Lo que acaba de suceder en Colombia no es una victoria jurídica del progreso, sino un proceso viciado contra la cultura. La Corte Constitucional ha puesto fin a las corridas de toros, al rejoneo, a las novilladas, a las tientas, a las corralejas. De un plumazo borra siglos de tradición, de identidad y de vida para miles de familias que encuentran en el astado su sustento y su dignidad.
Antonio Martínez Iniesta
Venden la medida como un avance moral, pero es un retroceso de carácter ideológico. Lo llaman protección animal, pero es censura cultural disfrazada de buenismo. Y lo peor es la burda demagogia con que defienden la medida: hablan de libertad y de derechos, cuando lo que hacen es negarla y negarlos a quienes eligen vivir de la tauromaquia y se emocionan con ella.
La indignación crece cuando se mira alrededor y se descubre la hipocresía de quienes se proclaman antitaurinos. El ejemplo más reciente es el de un partido que, mientras presume de antitaurino, destina casi 200.000 euros a festejos en Cercedilla. Es la prueba de que no les importa el toro ni la ética ni la coherencia, de que solo utilizan este discurso como arma política.
Por eso, la decisión de la Corte no hay que enmarcarla únicamente en el ámbito animalista. En realidad, es un nuevo capítulo de hispanofobia exportado desde la propia España por el ministro de Cultura, Ernest Urtasun, y, antes que él, por otros de su misma cuerda ideológica, que es la de aquellos que reniegan de la inmensa contribución de España al continente americano.

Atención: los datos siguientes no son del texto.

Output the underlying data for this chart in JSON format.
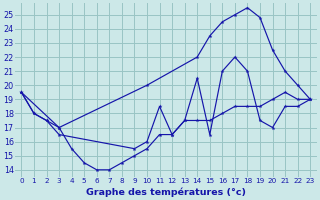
{
  "xlabel": "Graphe des températures (°c)",
  "bg_color": "#cce8e8",
  "grid_color": "#99c4c4",
  "line_color": "#1515aa",
  "x_ticks": [
    0,
    1,
    2,
    3,
    4,
    5,
    6,
    7,
    8,
    9,
    10,
    11,
    12,
    13,
    14,
    15,
    16,
    17,
    18,
    19,
    20,
    21,
    22,
    23
  ],
  "y_ticks": [
    14,
    15,
    16,
    17,
    18,
    19,
    20,
    21,
    22,
    23,
    24,
    25
  ],
  "ylim": [
    13.5,
    25.8
  ],
  "xlim": [
    -0.5,
    23.5
  ],
  "line1": {
    "x": [
      0,
      1,
      2,
      3,
      4,
      5,
      6,
      7,
      8,
      9,
      10,
      11,
      12,
      13,
      14,
      15,
      16,
      17,
      18,
      19,
      20,
      21,
      22,
      23
    ],
    "y": [
      19.5,
      18.0,
      17.5,
      17.0,
      15.5,
      14.5,
      14.0,
      14.0,
      14.5,
      15.0,
      15.5,
      16.5,
      16.5,
      17.5,
      17.5,
      17.5,
      18.0,
      18.5,
      18.5,
      18.5,
      19.0,
      19.5,
      19.0,
      19.0
    ]
  },
  "line2": {
    "x": [
      0,
      3,
      10,
      14,
      15,
      16,
      17,
      18,
      19,
      20,
      21,
      22,
      23
    ],
    "y": [
      19.5,
      17.0,
      20.0,
      22.0,
      23.5,
      24.5,
      25.0,
      25.5,
      24.8,
      22.5,
      21.0,
      20.0,
      19.0
    ]
  },
  "line3": {
    "x": [
      0,
      1,
      2,
      3,
      9,
      10,
      11,
      12,
      13,
      14,
      15,
      16,
      17,
      18,
      19,
      20,
      21,
      22,
      23
    ],
    "y": [
      19.5,
      18.0,
      17.5,
      16.5,
      15.5,
      16.0,
      18.5,
      16.5,
      17.5,
      20.5,
      16.5,
      21.0,
      22.0,
      21.0,
      17.5,
      17.0,
      18.5,
      18.5,
      19.0
    ]
  }
}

La prohibición aprobada en Colombia se convierte por esta razón en un atentado contra la libertad cultural, cuyos autores intelectuales residen por cierto en el país que llevó la modernidad a América. Residen, en concreto, en partidos en los que la tauromaquia es víctima de la ideología. Con su actitud perjudican así a una sociedad que pierde un patrimonio que pertenece a todos.